Research
Working Papers
- “Mental Models, Social Learning and Statistical Discrimination: A Laboratory Study”Abstract: Behavioral biases in decision-making are widespread and often persist even in the presence of feedback that is diagnostic of optimal behavior. Using a laboratory experiment, I examine whether exposure to others' decisions can correct initial misconceptions and facilitate learning in a worker hiring task where deviations from the theoretical benchmark arise from neglecting an informative signal. I show that exposure to optimal behavior substantially improves decision quality, while exposure to suboptimal choices has a weak negative effect. The analysis reveals substantial heterogeneity in learning beyond exposure: roughly one-third of subjects mechanically replicate observed choices and revert to suboptimal behavior once exposure ends, another third maintain improved performance only when the task environment remains unchanged, and the remaining third exhibit deeper learning that transfers to a related task with altered primitives. These findings highlight the dual role of social learning: while it can enhance decision-making, it can also generate imitation that fails to generalize beyond the observed context.
Presented at: Southwest Economic Theory Conference (Loyola Marymount University 2026), American Economic Association Mentoring Conference (Chicago 2025), ESA North American Meeting (Columbus 2024), Behavioral & Experimental Economics Student Conference (Caltech 2024), Los Angeles Experiments Conference Poster (Caltech 2024)
Published Papers
- “Beliefs, Information Sharing, and Mental Health Care Use Among University Students”(with Ida Grigoryeva, Bruno Calderon, Roberto González and Alejandro Guardiola Ramires)Journal of Development Economics (Forthcoming)Abstract: This paper investigates the role of beliefs and stigma in shaping students' use of professional mental health services at a large private university in Mexico, where supply-side barriers are minimal and services are readily accessible. In a survey experiment with 680 students, we find that nearly 50% of students in distress do not receive professional mental health support despite a high level of awareness and perceived effectiveness, constituting a substantial treatment gap. We document stigmatized beliefs and misconceptions correlated with the treatment gap. As three-quarters of students incorrectly believe that those in distress perform worse academically and that the majority of students going to therapy are in severe distress, we implement an information intervention to correct these beliefs. We find that it increases students' sharing of on-campus mental health resources with peers and encourages them to recommend these resources when advising a friend in distress. Interestingly, we find that it lowers respondents' willingness to pay for private therapy at the end of the intervention.

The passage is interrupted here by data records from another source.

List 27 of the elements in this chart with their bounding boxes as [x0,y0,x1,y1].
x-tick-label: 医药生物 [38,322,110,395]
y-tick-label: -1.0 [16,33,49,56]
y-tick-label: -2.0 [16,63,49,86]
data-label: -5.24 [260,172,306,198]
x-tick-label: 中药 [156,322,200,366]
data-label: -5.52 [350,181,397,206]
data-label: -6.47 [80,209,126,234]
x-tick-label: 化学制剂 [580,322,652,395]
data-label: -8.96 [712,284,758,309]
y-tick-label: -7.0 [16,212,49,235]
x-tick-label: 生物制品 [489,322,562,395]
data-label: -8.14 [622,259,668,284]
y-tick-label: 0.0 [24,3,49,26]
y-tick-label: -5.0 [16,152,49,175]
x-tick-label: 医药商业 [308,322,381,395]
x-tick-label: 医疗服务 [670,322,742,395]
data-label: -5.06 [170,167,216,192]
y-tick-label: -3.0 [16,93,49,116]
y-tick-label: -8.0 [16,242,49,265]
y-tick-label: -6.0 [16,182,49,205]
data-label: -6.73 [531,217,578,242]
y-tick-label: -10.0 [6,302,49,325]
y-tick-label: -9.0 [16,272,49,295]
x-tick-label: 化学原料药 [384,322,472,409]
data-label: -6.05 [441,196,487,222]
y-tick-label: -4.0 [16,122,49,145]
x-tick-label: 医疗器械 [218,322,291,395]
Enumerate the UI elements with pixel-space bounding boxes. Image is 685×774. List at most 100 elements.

Yet, this effect does not translate into a long-run reduction in self-reported therapy use six months after the experiment, with prior therapy users showing increased off-campus take-up.

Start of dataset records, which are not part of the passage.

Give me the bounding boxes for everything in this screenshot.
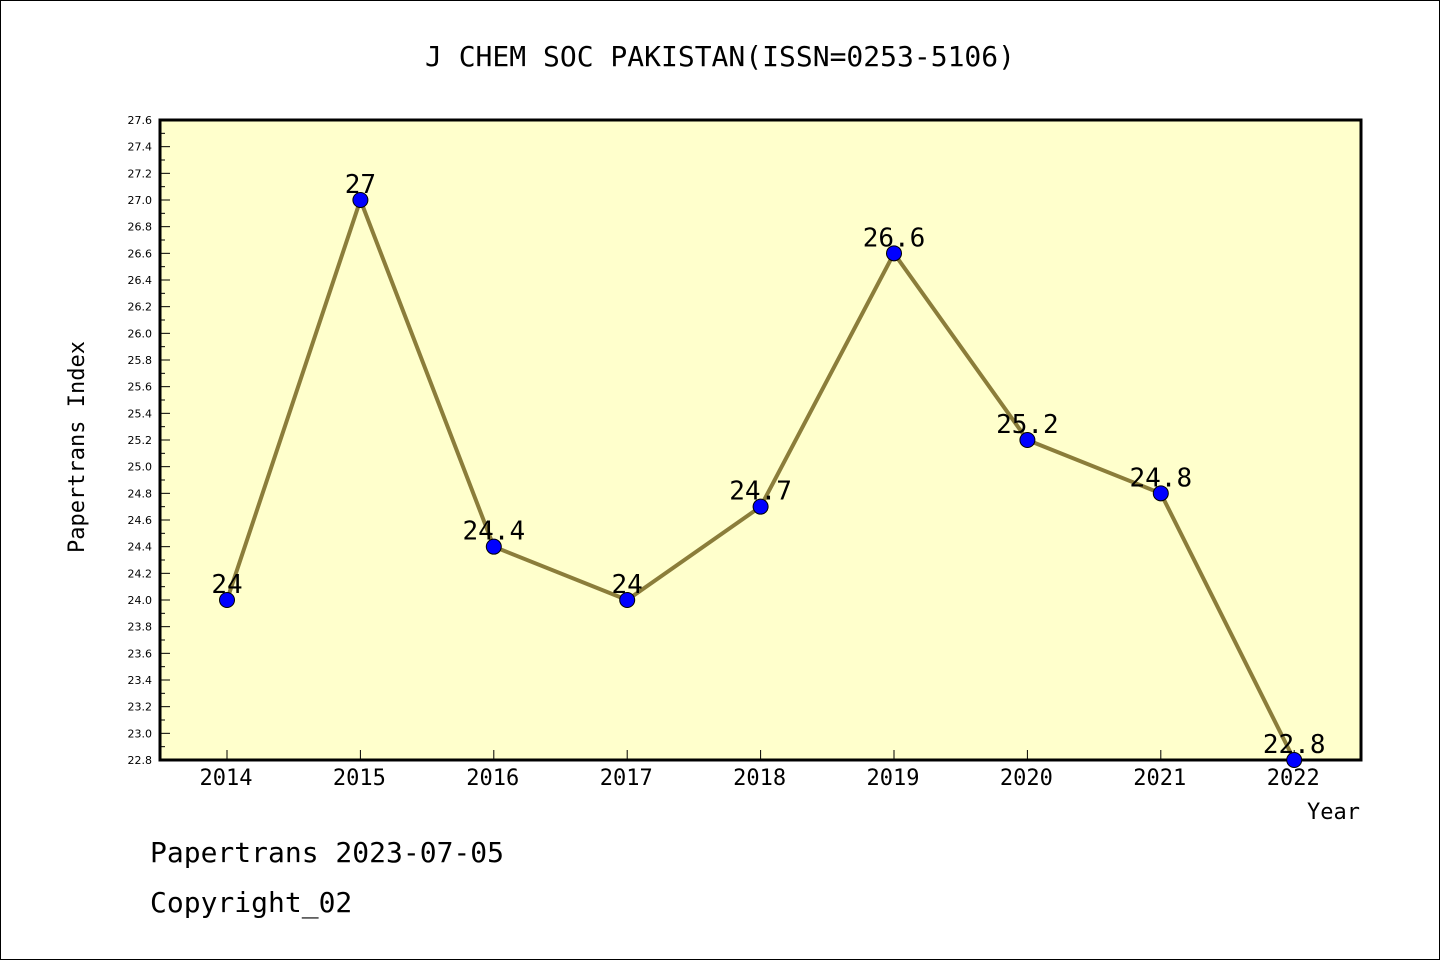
data-point: [219, 592, 235, 608]
x-axis-label: Year: [1307, 800, 1360, 825]
y-tick-label: 27.2: [128, 167, 153, 180]
y-tick-label: 27.4: [128, 141, 153, 154]
y-tick-label: 24.2: [128, 567, 153, 580]
y-axis: 22.8 23.0 23.2 23.4 23.6 23.8 24.0 24.2 24.4 24.6…: [128, 114, 170, 767]
data-point: [619, 592, 636, 608]
y-tick-label: 23.0: [128, 727, 153, 740]
y-tick-label: 26.2: [128, 301, 153, 314]
data-point: [485, 538, 502, 555]
chart-title: J CHEM SOC PAKISTAN(ISSN=0253-5106): [425, 40, 1015, 73]
y-tick-label: 26.6: [128, 247, 153, 260]
x-tick-label: 2014: [200, 766, 253, 791]
y-tick-label: 25.2: [128, 434, 153, 447]
y-tick-label: 23.6: [128, 647, 153, 660]
data-point: [1019, 432, 1036, 448]
y-tick-label: 27.0: [128, 194, 153, 207]
plot-area: [158, 118, 1363, 762]
x-tick-label: 2018: [733, 766, 786, 791]
y-tick-label: 23.4: [128, 674, 153, 687]
x-tick-label: 2022: [1267, 766, 1320, 791]
y-axis-label: Papertrans Index: [65, 341, 90, 553]
y-tick-label: 25.6: [128, 381, 153, 394]
x-tick-label: 2016: [466, 766, 519, 791]
y-tick-label: 24.8: [128, 487, 153, 500]
y-tick-label: 27.6: [128, 114, 153, 127]
x-tick-label: 2019: [867, 766, 920, 791]
data-label: 22.8: [1263, 730, 1326, 760]
y-tick-label: 26.4: [128, 274, 153, 287]
y-tick-label: 24.4: [128, 541, 153, 554]
y-tick-label: 25.8: [128, 354, 153, 367]
data-point: [1286, 752, 1303, 768]
data-label: 24.4: [462, 517, 525, 547]
data-point: [886, 245, 902, 262]
markers-group: [219, 192, 1303, 768]
data-point: [1152, 485, 1169, 502]
y-tick-label: 25.4: [128, 407, 153, 420]
footer-date: Papertrans 2023-07-05: [150, 836, 505, 869]
data-label: 24.7: [729, 477, 792, 507]
footer-copyright: Copyright_02: [150, 886, 353, 919]
x-tick-label: 2017: [600, 766, 653, 791]
data-label: 24.8: [1129, 463, 1192, 493]
x-axis: 2014 2015 2016 2017 2018 2019 2020 2021 2022: [200, 750, 1320, 791]
x-tick-label: 2020: [1000, 766, 1053, 791]
data-label: 26.6: [863, 223, 926, 253]
data-labels-group: 24 27 24.4 24 24.7 26.6 25.2 24.8 22.8: [211, 170, 1325, 760]
x-tick-label: 2015: [333, 766, 386, 791]
y-tick-label: 23.8: [128, 621, 153, 634]
data-point: [752, 498, 769, 515]
y-tick-label: 24.0: [128, 594, 153, 607]
y-tick-label: 22.8: [128, 754, 153, 767]
y-tick-label: 23.2: [128, 701, 153, 714]
y-tick-label: 26.0: [128, 327, 153, 340]
data-point: [352, 192, 369, 208]
y-tick-label: 25.0: [128, 461, 153, 474]
data-label: 24: [612, 570, 643, 600]
y-tick-label: 24.6: [128, 514, 153, 527]
data-label: 27: [345, 170, 376, 200]
data-label: 25.2: [996, 410, 1059, 440]
y-tick-label: 26.8: [128, 221, 153, 234]
x-tick-label: 2021: [1133, 766, 1186, 791]
data-label: 24: [211, 570, 242, 600]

Presented at: Advances with Field Experiments Conference (UChicago 2025), NHH Field Experiments Conference (Bergen 2024)*, Behavioral & Experimental Economics Student Conference (Caltech 2023)
Work in Progress
- “Learning to Ignore Irrelevant Contingencies: An Experiment” (with Jeongbin Kim and Emanuel Vespa)Data collection completed (Abstract)
Presented at: ESA North American Meeting (Tucson 2025), Behavioral & Experimental Economics Student Conference (UC Santa Barbara 2025)
- “Experiment on Narratives and Information in Persuasion” (with Bridget Galaty)Pilot completed (Abstract)
Presented at: Behavioral & Experimental Economics Student Conference (UC Santa Barbara 2025)*
- “Descriptive Simplicity in Strategyproof Matching Mechanisms”Designing experiment
Other Published Papers
- “Mass Reproducibility and Replicability: A New Hope” (meta paper with Abel Brodeur, et al.)Nature (Forthcoming)Abstract: This study pushes our understanding of research reliability by reproducing and replicating claims from 110 papers in leading economic and political science journals. The analysis involves computational reproducibility checks and robustness assessments. It reveals several patterns. First, we uncover a high rate of fully computationally reproducible results (over 85%). Second, excluding minor issues like missing packages or broken pathways, we uncover coding errors for about 25% of studies, with some studies containing multiple errors. Third, we test the robustness of the results to 5,511 re-analyses. We find a robustness reproducibility of about 70%. Robustness reproducibility rates are relatively higher for re-analyses that introduce new data and lower for re-analyses that change the sample or the definition of the dependent variable. Fourth, 52% of re-analysis effect size estimates are smaller than the original published estimates and the average statistical significance of a re-analysis is 77% of the original. Lastly, we rely on six teams of researchers working independently to answer eight additional research questions on the determinants of robustness reproducibility. Most teams find a negative relationship between replicators' experience and reproducibility, while finding no relationship between reproducibility and the provision of intermediate or even raw data combined with the necessary cleaning codes.